Now I was wondering what would happen if V has te form:
$V(\textbf{r}-\textbf{r}') = V_0\delta^{(D)}(\textbf{r}-\textbf{r}')$, where $\delta^{(D)}(\textbf{r}-\textbf{r}')$ is the delta-function in D dimensions. I'm not sure why, but I think that I should get that:
$\langle \textbf{r}\cdot\nabla V\rangle = \frac{1}{D}\langle V_0\rangle$ since the delta written out as a product of different components is:
$\delta^{(D)}(\textbf{r}-\textbf{r}') = \frac{1}{\sqrt{det(G)}}\prod\limits_{i=1}^D\delta(x_i-x_i')$, with $x_i$ the different components of the vector $\textbf{r}$, given in the base with metric G, where $\sqrt{det(G)}$ gives the D-dimensional volume-element in the basis $\textbf{e}_i$.
I don't know wether there is a more rigorous reasoning for this? Or wether this is even correct ?
Addendum: a different perspective:
Another way to look at it, is that if I rescale my vector $\mathbb{r}$ bij a factor $\lambda$, I get:
$\delta^{(D)}(\lambda\textbf{r}-\lambda\textbf{r}') = \frac{1}{\lambda^D}\delta^{(D)}(\textbf{r}-\textbf{r}')$. This makes me also think that i should get the above relation for the virial theorem. But still I'm not sure of my reasoning !
Extra demand on potential (necessary for finite system)

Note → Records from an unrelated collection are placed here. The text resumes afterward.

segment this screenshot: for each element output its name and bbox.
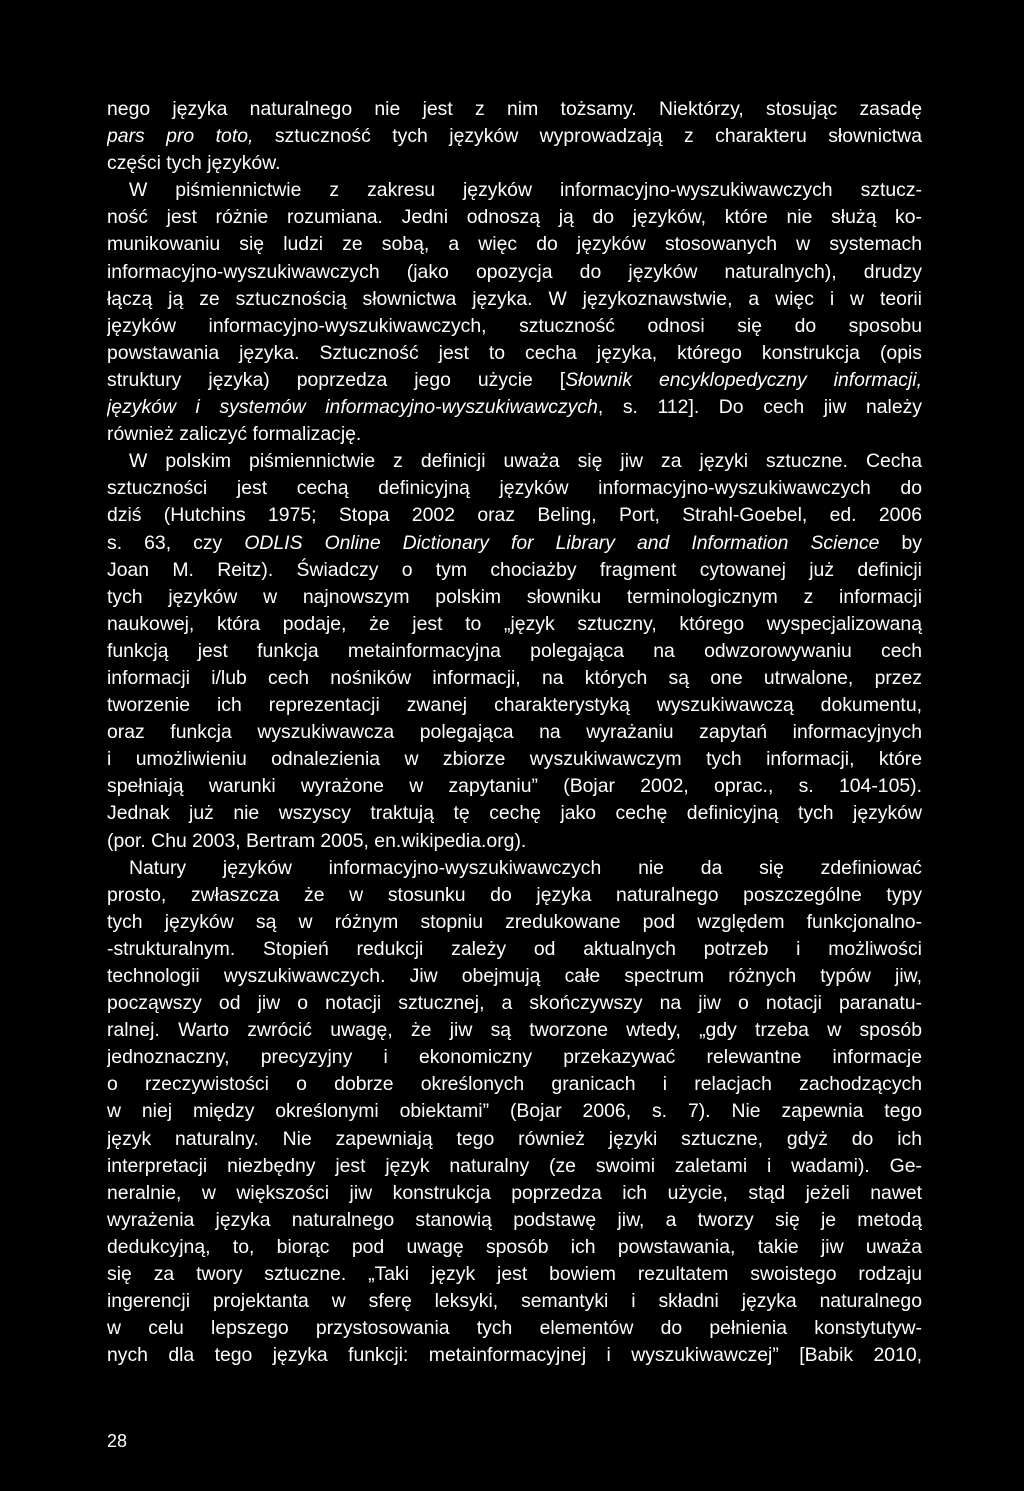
text-line: wyrażenia języka naturalnego stanowią podstawę jiw, a tworzy się je metodą (107, 1208, 922, 1231)
text-line: informacji i/lub cech nośników informacji, na których są one utrwalone, przez (107, 666, 922, 689)
italic-phrase: pars pro toto, (107, 125, 254, 148)
text-span: struktury języka) poprzedza jego użycie [ (107, 368, 566, 391)
text-line: łączą ją ze sztucznością słownictwa języka. W językoznawstwie, a więc i w teorii (107, 287, 922, 310)
italic-title: ODLIS Online Dictionary for Library and Information Science (244, 531, 880, 554)
text-line: interpretacji niezbędny jest język naturalny (ze swoimi zaletami i wadami). Ge- (107, 1154, 922, 1177)
text-line: prosto, zwłaszcza że w stosunku do języka naturalnego poszczególne typy (107, 883, 922, 906)
text-line: również zaliczyć formalizację. (107, 423, 362, 446)
text-line: oraz funkcja wyszukiwawcza polegająca na wyrażaniu zapytań informacyjnych (107, 721, 922, 744)
text-line: nych dla tego języka funkcji: metainformacyjnej i wyszukiwawczej” [Babik 2010, (107, 1344, 922, 1367)
text-span: by (879, 531, 922, 554)
text-line: Jednak już nie wszyscy traktują tę cechę jako cechę definicyjną tych języków (107, 802, 922, 825)
page-number: 28 (107, 1431, 128, 1451)
text-line: ingerencji projektanta w sferę leksyki, semantyki i składni języka naturalnego (107, 1290, 922, 1313)
body-text (107, 96, 922, 1369)
text-span: sztuczność tych języków wyprowadzają z charakteru słownictwa (253, 125, 922, 148)
text-line: język naturalny. Nie zapewniają tego również języki sztuczne, gdyż do ich (107, 1127, 922, 1150)
text-line: począwszy od jiw o notacji sztucznej, a skończywszy na jiw o notacji paranatu- (107, 992, 922, 1015)
text-line: jednoznaczny, precyzyjny i ekonomiczny przekazywać relewantne informacje (107, 1046, 922, 1069)
paragraph-start: W piśmiennictwie z zakresu języków informacyjno-wyszukiwawczych sztucz- (129, 179, 922, 202)
italic-title: języków i systemów informacyjno-wyszukiwawczych (107, 396, 598, 419)
text-line: w niej między określonymi obiektami” (Bojar 2006, s. 7). Nie zapewnia tego (107, 1100, 922, 1123)
text-line: neralnie, w większości jiw konstrukcja poprzedza ich użycie, stąd jeżeli nawet (107, 1181, 922, 1204)
text-line: ność jest różnie rozumiana. Jedni odnoszą ją do języków, które nie służą ko- (107, 206, 922, 229)
text-line: technologii wyszukiwawczych. Jiw obejmują całe spectrum różnych typów jiw, (107, 965, 922, 987)
text-line: części tych języków. (107, 152, 281, 175)
text-line: dedukcyjną, to, biorąc pod uwagę sposób ich powstawania, takie jiw uważa (107, 1235, 922, 1258)
text-line: dziś (Hutchins 1975; Stopa 2002 oraz Beling, Port, Strahl-Goebel, ed. 2006 (107, 504, 922, 527)
text-line: (por. Chu 2003, Bertram 2005, en.wikipedia.org). (107, 829, 527, 852)
text-line: -strukturalnym. Stopień redukcji zależy od aktualnych potrzeb i możliwości (107, 937, 922, 960)
text-line (107, 367, 922, 394)
text-span: s. 63, czy (107, 531, 245, 554)
text-line: się za twory sztuczne. „Taki język jest bowiem rezultatem swoistego rodzaju (107, 1263, 922, 1286)
text-line: munikowaniu się ludzi ze sobą, a więc do języków stosowanych w systemach (107, 233, 922, 256)
text-line: sztuczności jest cechą definicyjną języków informacyjno-wyszukiwawczych do (107, 477, 922, 500)
text-line: nego języka naturalnego nie jest z nim tożsamy. Niektórzy, stosując zasadę (107, 98, 922, 120)
paragraph-start: W polskim piśmiennictwie z definicji uważa się jiw za języki sztuczne. Cecha (129, 450, 922, 473)
italic-title: Słownik encyklopedyczny informacji, (565, 368, 922, 391)
text-line (107, 394, 922, 421)
text-line: funkcją jest funkcja metainformacyjna polegająca na odwzorowywaniu cech (107, 639, 922, 662)
text-span: , s. 112]. Do cech jiw należy (597, 396, 922, 419)
paragraph-start: Natury języków informacyjno-wyszukiwawczych nie da się zdefiniować (129, 856, 922, 879)
text-line: w celu lepszego przystosowania tych elementów do pełnienia konstytutyw- (107, 1317, 922, 1340)
text-line (107, 123, 922, 150)
text-line: tych języków w najnowszym polskim słowniku terminologicznym z informacji (107, 585, 922, 608)
text-line: spełniają warunki wyrażone w zapytaniu” (Bojar 2002, oprac., s. 104-105). (107, 775, 922, 798)
text-line: naukowej, która podaje, że jest to „język sztuczny, którego wyspecjalizowaną (107, 612, 922, 635)
text-line: tych języków są w różnym stopniu zredukowane pod względem funkcjonalno- (107, 910, 922, 933)
text-line (107, 530, 922, 557)
text-line: Joan M. Reitz). Świadczy o tym chociażby fragment cytowanej już definicji (107, 558, 922, 581)
text-line: powstawania języka. Sztuczność jest to cecha języka, którego konstrukcja (opis (107, 341, 922, 364)
text-line: o rzeczywistości o dobrze określonych granicach i relacjach zachodzących (107, 1073, 922, 1096)
text-line: informacyjno-wyszukiwawczych (jako opozycja do języków naturalnych), drudzy (107, 260, 922, 283)
text-line: ralnej. Warto zwrócić uwagę, że jiw są tworzone wtedy, „gdy trzeba w sposób (107, 1019, 922, 1042)
text-line: języków informacyjno-wyszukiwawczych, sztuczność odnosi się do sposobu (107, 314, 922, 337)
text-line: tworzenie ich reprezentacji zwanej charakterystyką wyszukiwawczą dokumentu, (107, 694, 922, 717)
text-line: i umożliwieniu odnalezienia w zbiorze wyszukiwawczym tych informacji, które (107, 748, 922, 771)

Next to my delta-potential, I also have an extra confining potential to keep the particles together. For simplicity I'll take an harmonic trap $V(r) = \frac{1}{2}m\omega^2r^2$ which keeps the particles together! So this is the other term of the potential, but this one I didn't consider in my question because that one posed no problem to my calculations!